Daha önceki Dairemiz kararlarında, vergi mahkemelerinde açılan davalarda, ücretin vergi mahkemelerinin görev alanına girdiği kabul edilerek esasa ilişkin temyiz incelemesi yapılmak suretiyle kararlar verilmiş ise de, Dairemizin tüm üyelerinin katılımıyla yapılan 02/12/2020 tarihli toplantıda bu konuda içtihat değişikliğine gidilmiş olup, özel görevli olan vergi mahkemelerinin sadece Kanun'da sayılan uyuşmazlık türlerini çözmekle görevli olduğu göz önüne alındığında, 2464 sayılı Kanun'un 97. maddesine dayanılarak davalı belediye meclis kararı ile belirlenen tarife uyarınca talep edilen ücretin, vergi mahkemelerinin görev alanına giren vergi, resim ve harç ile benzeri mali bir yükümlülük olmadığı, bu sebeple de dava konusu işlemin iadesi istenilen ücrete ilişkin kısmının genel görevli yargı merci olan idare mahkemesinin görev alanına girdiği sonucuna ulaşılmıştır.

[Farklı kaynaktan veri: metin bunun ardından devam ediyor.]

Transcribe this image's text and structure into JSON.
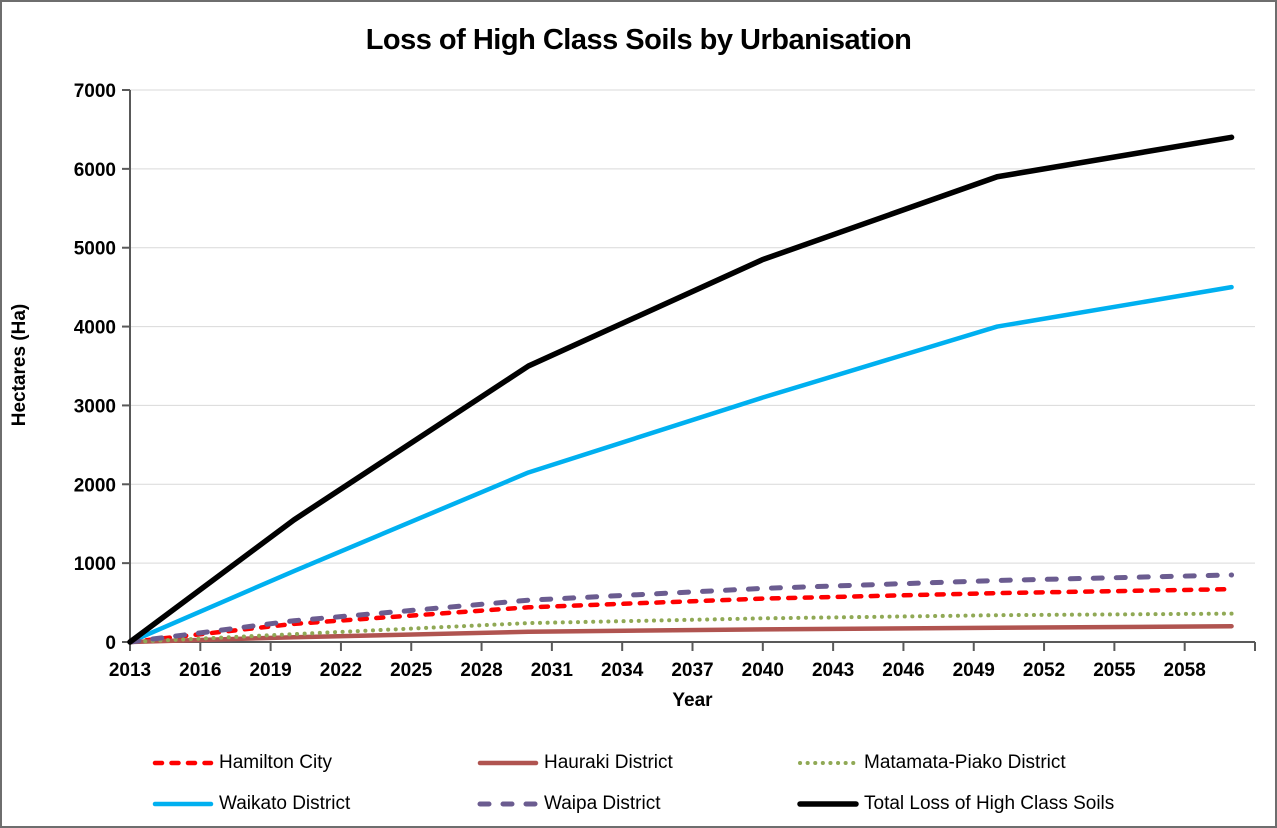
{
  "window": {
    "background": "#ffffff",
    "border_color": "#6e6e6e"
  },
  "chart_data": {
    "type": "line",
    "title": "Loss of High Class Soils by Urbanisation",
    "xlabel": "Year",
    "ylabel": "Hectares (Ha)",
    "xlim": [
      2013,
      2061
    ],
    "ylim": [
      0,
      7000
    ],
    "grid": "horizontal-light",
    "gridline_color": "#d9d9d9",
    "axis_color": "#595959",
    "xticks": [
      2013,
      2016,
      2019,
      2022,
      2025,
      2028,
      2031,
      2034,
      2037,
      2040,
      2043,
      2046,
      2049,
      2052,
      2055,
      2058
    ],
    "yticks": [
      0,
      1000,
      2000,
      3000,
      4000,
      5000,
      6000,
      7000
    ],
    "x": [
      2013,
      2020,
      2030,
      2040,
      2050,
      2060
    ],
    "series": [
      {
        "name": "Hamilton City",
        "color": "#fe0000",
        "style": "dashed",
        "width": 4.5,
        "values": [
          0,
          230,
          440,
          550,
          620,
          670
        ]
      },
      {
        "name": "Hauraki District",
        "color": "#b05450",
        "style": "solid",
        "width": 4.5,
        "values": [
          0,
          60,
          130,
          160,
          180,
          200
        ]
      },
      {
        "name": "Matamata-Piako District",
        "color": "#90a955",
        "style": "dotted",
        "width": 4,
        "values": [
          0,
          100,
          240,
          300,
          340,
          360
        ]
      },
      {
        "name": "Waikato District",
        "color": "#00b0f0",
        "style": "solid",
        "width": 4.5,
        "values": [
          0,
          900,
          2150,
          3100,
          4000,
          4500
        ]
      },
      {
        "name": "Waipa District",
        "color": "#6b5c90",
        "style": "long-dashed",
        "width": 5,
        "values": [
          0,
          270,
          530,
          680,
          780,
          850
        ]
      },
      {
        "name": "Total Loss of High Class Soils",
        "color": "#000000",
        "style": "solid",
        "width": 5.5,
        "values": [
          0,
          1550,
          3500,
          4850,
          5900,
          6400
        ]
      }
    ],
    "legend_position": "bottom",
    "legend_rows": 2,
    "legend_columns": 3
  }
}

Bölge İdare Mahkemesince, işin esasının incelenmesi suretiyle karar verilmiş ise de, davacı tarafından ödenen ve iadesi istenilen toplam 524.829,64-TL tutarın, bina inşaat harcı, zemin açma harcı, proje tasdik harcı, numaralandırma geliri, teknik eleman, tus ve plak ücretlerine ilişkin olduğu, 2576 sayılı Kanun'un 5. ve 6. maddeleri gereğince dava konusu işlemin iadesi istenilen; harçlara ilişkin kısmının görüm ve çözüm yerinin vergi mahkemesi, ücretlere ilişkin kısmının ise görüm ve çözüm yerinin idare mahkemesi olması sebebiyle, bu konuda değerlendirme yapılmadan verilen Bölge İdare Mahkemesi kararının bozulması gerekmektedir.
KARAR SONUCU:
Açıklanan nedenlerle;
1. Davacının temyiz isteminin kabulüne,
2. … Bölge İdare Mahkemesi …. Vergi Dava Dairesinin … tarih ve E:…, K:… sayılı kararının BOZULMASINA,
3. Yeniden bir karar verilmek üzere dosyanın …. Bölge İdare Mahkemesi …. Vergi Dava Dairesine gönderilmesine , 07/02/2022 tarihinde kesin olarak oybirliğiyle karar verildi.